Diogenes Archangel-Ortiz, 49, shot five people and killed a police officer Saturday morning after he stormed the ICU armed with a handgun and zip ties. A physician assistant at the hospital later said that he had had multiple dealings with Archangel-Ortiz before the incident.
"I was there when we delivered the worst news imaginable to him—that his loved one was gone," Lester Mendoza wrote on Facebook. "I saw his devastation firsthand. In that moment, I truly did not see a monster. He was simply broken."
Mendoza works in pulmonary care. Much of the Facebook post decries the current state of the nation's healthcare system, claiming that it is "broken."
"We are expected to provide limitless care that we would expect to provide our own family, with limited resources. We are asked to carry the weight of life and death, grief and loss, with little support," Mendoza wrote. "It fails nurses, doctors, and healthcare workers by pushing us past our limits, forcing us to work understaffed and overworked shifts while still expecting us to provide compassionate, high-quality care."
The Saturday incident unfolded over the course of about 45 minutes. Archangel-Ortiz entered the ICU and shot a nurse and custodian, while a doctor was grazed by a bullet. He then began taking hostages, York County District Attorney Tim Barker recounted.
When police created a formation to attempt to breach the ICU, Archangel-Ortiz put a gun to a staff member's head and told police to back off, which they did. Although officers later attempted to negotiate with Archangel-Ortiz when he again emerged in the hallway with his gun to the head of a zip tied hospital staff member, a firefight erupted.
Archangel-Ortiz and West York Borough Police Officer Andrew Duarte were killed in the shootout, Barker said.

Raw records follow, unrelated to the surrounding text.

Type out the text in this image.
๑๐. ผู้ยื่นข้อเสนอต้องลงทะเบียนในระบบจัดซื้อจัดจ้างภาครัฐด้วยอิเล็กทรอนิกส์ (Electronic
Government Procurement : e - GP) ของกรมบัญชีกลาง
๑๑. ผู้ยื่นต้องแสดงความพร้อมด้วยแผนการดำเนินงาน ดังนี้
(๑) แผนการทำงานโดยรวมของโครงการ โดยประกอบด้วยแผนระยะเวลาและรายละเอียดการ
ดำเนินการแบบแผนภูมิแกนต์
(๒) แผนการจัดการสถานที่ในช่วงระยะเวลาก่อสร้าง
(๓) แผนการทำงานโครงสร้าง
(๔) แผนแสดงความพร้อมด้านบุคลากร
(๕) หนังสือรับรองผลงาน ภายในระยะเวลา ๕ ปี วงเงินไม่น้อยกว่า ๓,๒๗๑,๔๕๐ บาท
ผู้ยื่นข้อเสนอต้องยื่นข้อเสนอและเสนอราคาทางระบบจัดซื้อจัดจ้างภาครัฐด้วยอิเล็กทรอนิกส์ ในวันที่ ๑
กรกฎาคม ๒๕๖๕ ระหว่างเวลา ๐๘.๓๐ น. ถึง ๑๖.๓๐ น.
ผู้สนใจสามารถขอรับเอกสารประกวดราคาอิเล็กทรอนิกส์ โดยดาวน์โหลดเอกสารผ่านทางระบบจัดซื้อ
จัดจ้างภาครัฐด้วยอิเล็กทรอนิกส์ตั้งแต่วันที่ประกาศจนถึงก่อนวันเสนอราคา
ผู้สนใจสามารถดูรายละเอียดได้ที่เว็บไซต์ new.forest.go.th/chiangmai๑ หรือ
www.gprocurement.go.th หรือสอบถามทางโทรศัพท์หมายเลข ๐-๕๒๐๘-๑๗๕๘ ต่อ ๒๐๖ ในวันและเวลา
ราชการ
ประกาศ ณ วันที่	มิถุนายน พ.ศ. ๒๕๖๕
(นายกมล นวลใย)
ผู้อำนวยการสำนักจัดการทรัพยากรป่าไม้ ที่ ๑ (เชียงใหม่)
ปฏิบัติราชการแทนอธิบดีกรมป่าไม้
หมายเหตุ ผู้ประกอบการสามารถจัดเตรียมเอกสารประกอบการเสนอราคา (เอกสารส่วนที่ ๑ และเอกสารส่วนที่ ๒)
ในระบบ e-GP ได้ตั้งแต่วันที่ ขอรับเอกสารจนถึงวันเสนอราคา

Mendoza said in another passage of the post that he had shared his own story of personal loss with Archangel-Ortiz, and he thought he had connected with him.
"I would have never imagined or expected him to do something like this. But grief, exhaustion, isolation, and a lack of mental health and social support services create cracks that people fall through. And when they do, the consequences can be catastrophic," Mendoza stated.
Mendoza also thanked law enforcement and Officer Duarte for their work, saying: "From the bottom of my heart, you will never be forgotten, and neither will the people who put their lives on the line on a daily basis."